American Superconductor Corp. (AMSC:US), a U.S. maker of wind-turbine components and power-grid electronics, climbed the most in more than a month as its quarterly loss narrowed, beating analysts’ expectations.
AMSC increased 3.5 percent to $3.80 at the close in New York, the most since Sept. 26.
Revenue from American Superconductor’s grid business, which provides systems designed to improve energy transmission and distribution, increased 20 percent to $8.9 million in the second fiscal quarter, ending Sept. 30, as total revenue rose 0.5 percent to $20.9 million, the Devens, Massachusetts-based company said in a statement today.

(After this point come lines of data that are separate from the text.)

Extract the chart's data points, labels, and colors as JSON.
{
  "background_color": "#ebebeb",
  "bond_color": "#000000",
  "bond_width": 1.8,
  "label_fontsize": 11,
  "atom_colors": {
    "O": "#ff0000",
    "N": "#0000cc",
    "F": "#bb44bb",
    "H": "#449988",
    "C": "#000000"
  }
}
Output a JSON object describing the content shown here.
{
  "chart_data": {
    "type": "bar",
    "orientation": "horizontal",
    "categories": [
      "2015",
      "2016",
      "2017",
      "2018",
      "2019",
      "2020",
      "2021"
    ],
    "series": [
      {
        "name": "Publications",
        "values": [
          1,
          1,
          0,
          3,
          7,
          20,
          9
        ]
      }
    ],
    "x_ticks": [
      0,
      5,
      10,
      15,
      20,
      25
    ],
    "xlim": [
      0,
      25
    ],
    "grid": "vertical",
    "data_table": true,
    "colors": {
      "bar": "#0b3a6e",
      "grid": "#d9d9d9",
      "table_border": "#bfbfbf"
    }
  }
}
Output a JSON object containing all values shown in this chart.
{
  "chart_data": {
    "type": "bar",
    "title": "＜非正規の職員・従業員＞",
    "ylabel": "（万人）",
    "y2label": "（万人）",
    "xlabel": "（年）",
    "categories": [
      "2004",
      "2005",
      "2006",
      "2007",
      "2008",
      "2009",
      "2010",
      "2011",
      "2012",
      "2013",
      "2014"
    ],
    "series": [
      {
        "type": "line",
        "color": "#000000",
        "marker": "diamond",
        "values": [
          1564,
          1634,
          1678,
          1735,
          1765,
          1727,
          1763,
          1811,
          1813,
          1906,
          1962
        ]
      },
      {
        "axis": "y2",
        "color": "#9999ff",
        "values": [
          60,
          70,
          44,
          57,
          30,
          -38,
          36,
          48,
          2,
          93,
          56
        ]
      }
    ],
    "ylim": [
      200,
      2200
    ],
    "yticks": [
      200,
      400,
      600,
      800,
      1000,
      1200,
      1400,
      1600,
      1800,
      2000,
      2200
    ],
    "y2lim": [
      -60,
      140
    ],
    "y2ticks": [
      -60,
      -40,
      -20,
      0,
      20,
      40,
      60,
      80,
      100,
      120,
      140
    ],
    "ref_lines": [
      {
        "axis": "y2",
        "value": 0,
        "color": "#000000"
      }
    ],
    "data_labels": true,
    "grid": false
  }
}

“That is where the strength in the business is coming from,” Pavel Molchanov, an analyst at Raymond James & Associates Inc. in Houston, said by telephone today. “With the hurricane, Sandy, and the epic blackout in India that affected 600 million people in July, if that doesn’t show why it’s so important for major economies to invest in smart-grid infrastructure, nothing will.”
American Superconductor’s net loss in the quarter narrowed to $15.9 million, or 31 cents a share, compared with a loss of $51.7 million, or $1.02, a year earlier, according to the statement. The company was expected to lose 39 cents, the average of five analysts’ estimates compiled by Bloomberg. Sales in the current quarter will exceed $26 million, the company said.
American Superconductor spent about $300,000 in the quarter on its legal battle with Sinovel Wind Group Co., China’s second- biggest turbine maker, Chief Executive Officer Dan McGahn said today on a conference call with analysts. The company is seeking more than $1.2 billion in damages in Chinese courts, alleging that Sinovel violated sales contracts and stole its technology. China’s highest court agreed in May to hear the case.
“The lion’s share of those expenses are behind us,” McGahn said. “We still believe there will be a positive outcome.”
Sinovel contributed about 70 percent of American Superconductor’s revenue in fiscal 2010 and stopped accepting shipments in March 2011.
Xinjiang Goldwind Science & Technology Co. is China’s largest turbine maker by revenue.